Although the cause of blood-related cancers remains unknown, literature from The Leukemia & Lymphoma Society states, steady advances in research and treatment are bringing cures closer. "In fact, thanks to research funded by The Leukemia & Lymphoma Society, the survival rate for the most common form of childhood leukemia has improved from 4 percent in 1960 to over 80 percent today. Bone marrow transplantations as well as chemotherapy the backbone for treatment of most forms of cancer stemmed from leukemia research."
OBrien decided to find out more and attended a chapter meeting. Although she had never done a long-distance run before, she set her sights on the Nike Womens Marathon in San Francisco and set a goal of raising $4,000.
"I’m going to go gangbusters," she said. "It’s making me feel good, working for such a worthy cause. This is the number-one killer of children ages two to 15."
She has already sent out letters, looking for backers and has set up a website: www.active.com/donate.tntnyvt/tntnyvtDOBrie1. She has also scheduled her first fund-raiser, a car wash and bottle drive this Saturday, June 18, at Albany Beverage on Carman Road from 9 a.m. to 2 p.m.
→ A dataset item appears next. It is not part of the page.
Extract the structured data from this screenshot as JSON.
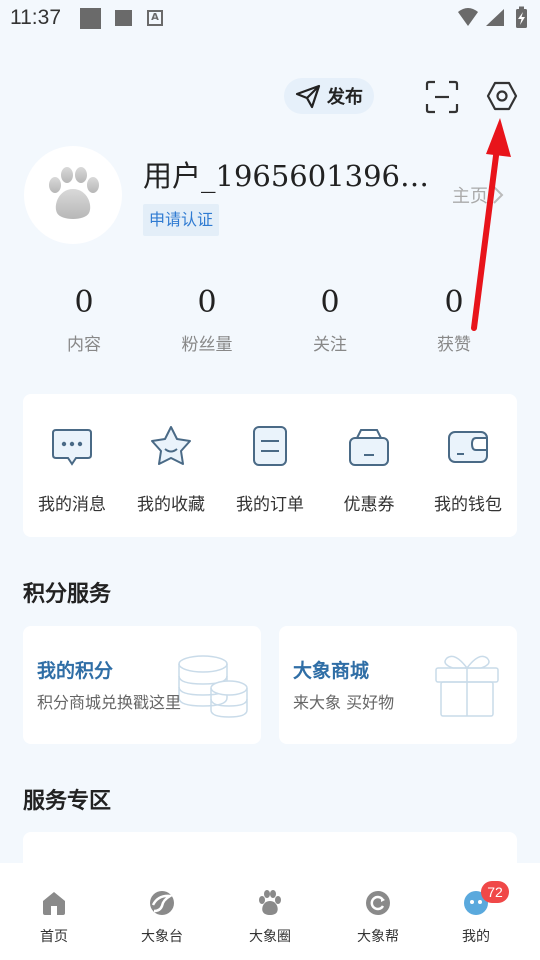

"I’ve got boys in sixth grade putting flyers in mailboxes," she said of spreading the word about the car wash.
About 75 percent of what OBrien raises will go directly to the society while the remaining 25 percent will go towards the Team in Training program for such expenses as coaching, lodging, and race entry.
OBrien has already spent her own money on such necessities as two good pairs of running sneakers, at $100 a pair.
"I’m going to do whatever I need to do to cross the finish line," she said.
OBrien had never before thought about running a marathon. Right now, shes running three to four miles on weekday mornings and six to eight on Saturdays. She averages about 10-and-a-half minutes a mile.
O’Brien sandwiches her practices in between her busy teaching career and family schedule. This past weekend, for example, she was going to a baseball game for her nine-year-old son, Connor, and was the "costume mom" for the dance recital of her six-year-old daughter, Clare.
Her daughter will ask, "Are you running again, Mommy"" and her husband is a little concerned about the effect on her knees. But he is supportive and "says the whole family will fly out to see me in the marathon," O’Brien said.
She will gradually build to running 12, then 14, then 18 miles, she said, before she completes a 20-mile practice run.
Asked if she enjoyed her runs, O’Brien smiled and said, "I’m not quite there yet."
She has had knee surgery, she said. "My knee caps go out to the side," O’Brien said, and dislocation is a problem.
Consequently, she said, she might complete the marathon with a combination of walking and running.
"I don’t care what my time is," she said. "This is not about me."
In its mission statement, the Team in Training says, "We will use endurance training as a symbol of hope...."
Looking at the bracelet on her wrist, O’Brien said, "I’m running in honor of all these courageous people."